Build Status codecov

Teraslice is an open source, distributed computing platform for processing JSON data stored in Elasticsearch. It can be used for many tasks but is particularly adept at migrating and transforming data within and between Elasticsearch clusters and other data stores. It was born and bred in an environment that regularly sees billions of pieces of data per day and is capable of processing millions of records per second.

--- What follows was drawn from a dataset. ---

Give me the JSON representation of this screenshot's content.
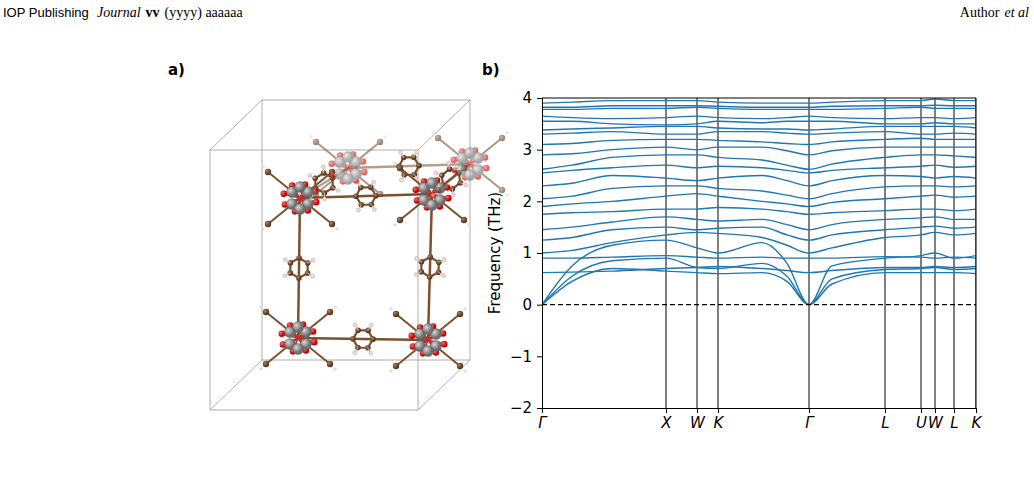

Here are a few tasks it can help you with:

  • Reindexing data at high volumes
  • Moving data between clusters
  • Moving data out of Elasticsearch into other systems
  • Automatic syncing of data from Elasticsearch to other systems
  • Exporting data to files
  • Importing data from a previous export
  • Periodic processing of data stored in an index

In Teraslice you define jobs that specify a pipeline of work to be applied to a slice of data. That work will execute concurrently across many workers to achieve very high re-processing throughput.

Overview and Getting Started

The only requirement that Teraslice makes is that the data is sliceable using date ranges. So as long as your index has a date field that varies across records then you can use it to slice things up and concurrently reprocess the data in the index.

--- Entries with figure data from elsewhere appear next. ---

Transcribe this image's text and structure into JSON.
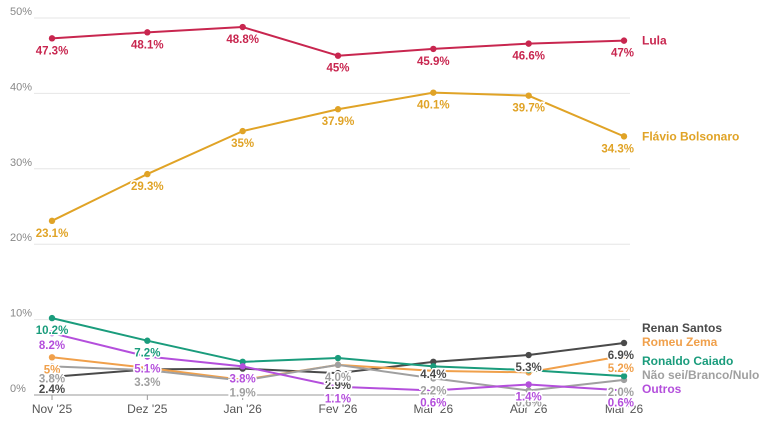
{
  "chart_data": {
    "type": "line",
    "x": [
      "Nov '25",
      "Dez '25",
      "Jan '26",
      "Fev '26",
      "Mar '26",
      "Abr '26",
      "Mai '26"
    ],
    "y_ticks": [
      "0%",
      "10%",
      "20%",
      "30%",
      "40%",
      "50%"
    ],
    "ylim": [
      0,
      50
    ],
    "grid": true,
    "legend": "right (labels at line ends)",
    "series": [
      {
        "name": "Lula",
        "color": "#c8264f",
        "values": [
          47.3,
          48.1,
          48.8,
          45,
          45.9,
          46.6,
          47
        ],
        "labels": [
          "47.3%",
          "48.1%",
          "48.8%",
          "45%",
          "45.9%",
          "46.6%",
          "47%"
        ]
      },
      {
        "name": "Flávio Bolsonaro",
        "color": "#e0a326",
        "values": [
          23.1,
          29.3,
          35,
          37.9,
          40.1,
          39.7,
          34.3
        ],
        "labels": [
          "23.1%",
          "29.3%",
          "35%",
          "37.9%",
          "40.1%",
          "39.7%",
          "34.3%"
        ]
      },
      {
        "name": "Renan Santos",
        "color": "#4a4a4a",
        "values": [
          2.4,
          3.4,
          3.5,
          2.9,
          4.4,
          5.3,
          6.9
        ],
        "labels": [
          "2.4%",
          "",
          "",
          "2.9%",
          "4.4%",
          "5.3%",
          "6.9%"
        ]
      },
      {
        "name": "Romeu Zema",
        "color": "#f0a04b",
        "values": [
          5,
          3.6,
          2.0,
          4.0,
          3.2,
          3.0,
          5.2
        ],
        "labels": [
          "5%",
          "",
          "2.0%",
          "",
          "",
          "",
          "5.2%"
        ]
      },
      {
        "name": "Não sei/Branco/Nulo",
        "color": "#a0a0a0",
        "values": [
          3.8,
          3.3,
          1.9,
          4.0,
          2.2,
          0.6,
          2.0
        ],
        "labels": [
          "3.8%",
          "3.3%",
          "1.9%",
          "4.0%",
          "2.2%",
          "0.6%",
          "2.0%"
        ]
      },
      {
        "name": "Ronaldo Caiado",
        "color": "#1a9c7c",
        "values": [
          10.2,
          7.2,
          4.4,
          4.9,
          3.8,
          3.3,
          2.5
        ],
        "labels": [
          "10.2%",
          "7.2%",
          "",
          "",
          "",
          "",
          ""
        ]
      },
      {
        "name": "Outros",
        "color": "#b44fdc",
        "values": [
          8.2,
          5.1,
          3.8,
          1.1,
          0.6,
          1.4,
          0.6
        ],
        "labels": [
          "8.2%",
          "5.1%",
          "3.8%",
          "1.1%",
          "0.6%",
          "1.4%",
          "0.6%"
        ]
      }
    ]
  }
}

Jobs are specified as simple JSON documents. Here's a simple reindexing example.

{
    "name": "Reindex",
    "lifecycle": "once",
    "workers": 1,
    "assets": ["elasticsearch"],
    "operations": [
        {
          "_op": "elasticsearch_reader",
          "index": "example-logs",
          "type": "logs",
          "size": 10000,
          "date_field_name": "created",
          "full_response": true
        },
        {
            "_op": "elasticsearch_index_selector",
            "type": "change",
            "index": "example-logs-new",
            "id_field": "_key"
        },
        {
          "_op": "elasticsearch_bulk",
          "size": 10000
        }
    ]
}

In this instance all the operations that are performed are provided by Teraslice. The elasticsearch_reader takes a date range and slices up the index so that it can be reprocessed. The result of that is fed to elasticsearch_index_selector that takes the incoming data and bundles it into a bulk request that is then sent to the cluster using elasticsearch_bulk_insert.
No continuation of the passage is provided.